Insurance disruptor Lemonade (NYSE: LMND) continued to leave a bitter taste in investors’ mouths last month as the stock’s long decline continued. According to data from S&P Global Market Intelligence, insurtech stocks fell 15% in December.

As you can see from the chart below, the stock was volatile but still ended the month down 15%.

^ SPX data by YCharts

So what

Lemonade was one of many growth stocks that skyrocketed at the start of the pandemic, only to collapse this year amid valuation concerns and lack of profitability.

The insurance company, which uses an AI model to process claims and enroll new customers instantly, holds the promise of disrupting a massive industry, but a large addressable market on its own makes no sense without execution. So far, Lemonade has grown rapidly but has also seen significant losses, raising concerns that it may need to raise capital as early as next year. Additionally, the stock is still trading at a high price / sell ratio of around 20.

A person standing next to a car writes on a clipboard.

Image source: Getty Images.

There was no significant company-specific news on Lemonade in December, but concerns about its valuation and consumption of cash continued to weigh on the stock, and questions arose following its acquisition of the stock. auto insurance company. MetroMile (NASDAQ: MILE). Meanwhile, talks about the Federal Reserve’s tightening monetary policy put pressure on the stock.

The MetroMile deal will help accelerate the company’s journey to auto insurance, as MetroMile has licenses in 49 states. However, as a stock, MetroMile disappointed after going public as a SPAC in early 2021. Investors reacted badly to news of MetroMile, which came out concurrently with its third quarter earnings report, and the stock fell more than 10%. .

Now what

Lemonade stock fell 66% last year as an early rally collapsed, and it has been declining steadily for much of the second half of the year. A combination of market sentiment shifting away from high-priced growth stocks and concerns about tightening monetary policy helped to sway Lemonade stock.

However, there are parts of Lemonade’s strategy that could be misunderstood.
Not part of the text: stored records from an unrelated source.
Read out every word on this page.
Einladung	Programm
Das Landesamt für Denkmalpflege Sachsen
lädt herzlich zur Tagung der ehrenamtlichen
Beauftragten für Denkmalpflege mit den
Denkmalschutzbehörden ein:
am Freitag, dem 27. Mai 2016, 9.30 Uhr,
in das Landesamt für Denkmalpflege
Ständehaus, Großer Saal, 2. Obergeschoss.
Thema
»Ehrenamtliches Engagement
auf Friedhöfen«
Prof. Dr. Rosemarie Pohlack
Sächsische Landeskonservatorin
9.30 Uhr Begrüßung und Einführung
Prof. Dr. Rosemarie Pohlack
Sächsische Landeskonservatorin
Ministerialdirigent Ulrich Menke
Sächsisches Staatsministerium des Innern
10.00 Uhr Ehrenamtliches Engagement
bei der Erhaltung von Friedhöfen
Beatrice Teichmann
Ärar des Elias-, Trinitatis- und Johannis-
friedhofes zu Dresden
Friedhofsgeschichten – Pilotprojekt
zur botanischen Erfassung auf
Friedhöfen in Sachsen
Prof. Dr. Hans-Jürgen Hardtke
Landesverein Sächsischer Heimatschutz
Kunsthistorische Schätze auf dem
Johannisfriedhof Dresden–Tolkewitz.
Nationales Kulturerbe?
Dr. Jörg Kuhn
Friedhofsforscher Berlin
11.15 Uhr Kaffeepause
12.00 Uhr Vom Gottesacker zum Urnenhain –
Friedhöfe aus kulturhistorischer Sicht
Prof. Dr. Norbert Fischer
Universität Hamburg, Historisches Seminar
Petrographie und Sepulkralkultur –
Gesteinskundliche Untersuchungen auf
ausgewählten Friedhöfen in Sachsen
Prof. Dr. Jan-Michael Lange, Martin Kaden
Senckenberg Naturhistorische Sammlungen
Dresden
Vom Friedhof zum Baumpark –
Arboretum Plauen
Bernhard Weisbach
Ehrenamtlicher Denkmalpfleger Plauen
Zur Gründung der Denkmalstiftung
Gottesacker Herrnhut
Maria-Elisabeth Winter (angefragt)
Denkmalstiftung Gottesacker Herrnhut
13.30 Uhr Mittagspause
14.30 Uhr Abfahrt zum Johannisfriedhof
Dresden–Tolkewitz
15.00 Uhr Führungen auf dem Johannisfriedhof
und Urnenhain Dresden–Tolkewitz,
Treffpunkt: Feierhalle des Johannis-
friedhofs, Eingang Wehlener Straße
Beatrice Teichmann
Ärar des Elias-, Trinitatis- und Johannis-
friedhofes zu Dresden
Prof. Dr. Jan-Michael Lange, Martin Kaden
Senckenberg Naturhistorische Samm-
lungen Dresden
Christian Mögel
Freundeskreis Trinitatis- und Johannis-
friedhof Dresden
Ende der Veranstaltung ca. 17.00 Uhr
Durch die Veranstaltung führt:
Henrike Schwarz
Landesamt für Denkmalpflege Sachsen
Bears often deride the stock for its high loss ratio or the percentage of premiums it pays in claims, which reached 77% in its last quarter. Still, the company has a high loss rate because many of its lines of insurance are still new, such as home and pet insurance, and not because of mismanagement. Over the long term, the company expects the loss ratio across all product lines to be below 75%, which means Lemonade will progress to profitability.

With auto insurance being its next major market, the company still has a long growth path ahead of it – and its valuation looks much more reasonable after last year’s decline.

This article represents the opinion of the author, who may disagree with the “official” recommendation position of a premium Motley Fool consulting service. We are motley! Challenging an investment thesis – even one of our own – helps us all to think critically about investing and make decisions that help us become smarter, happier, and richer.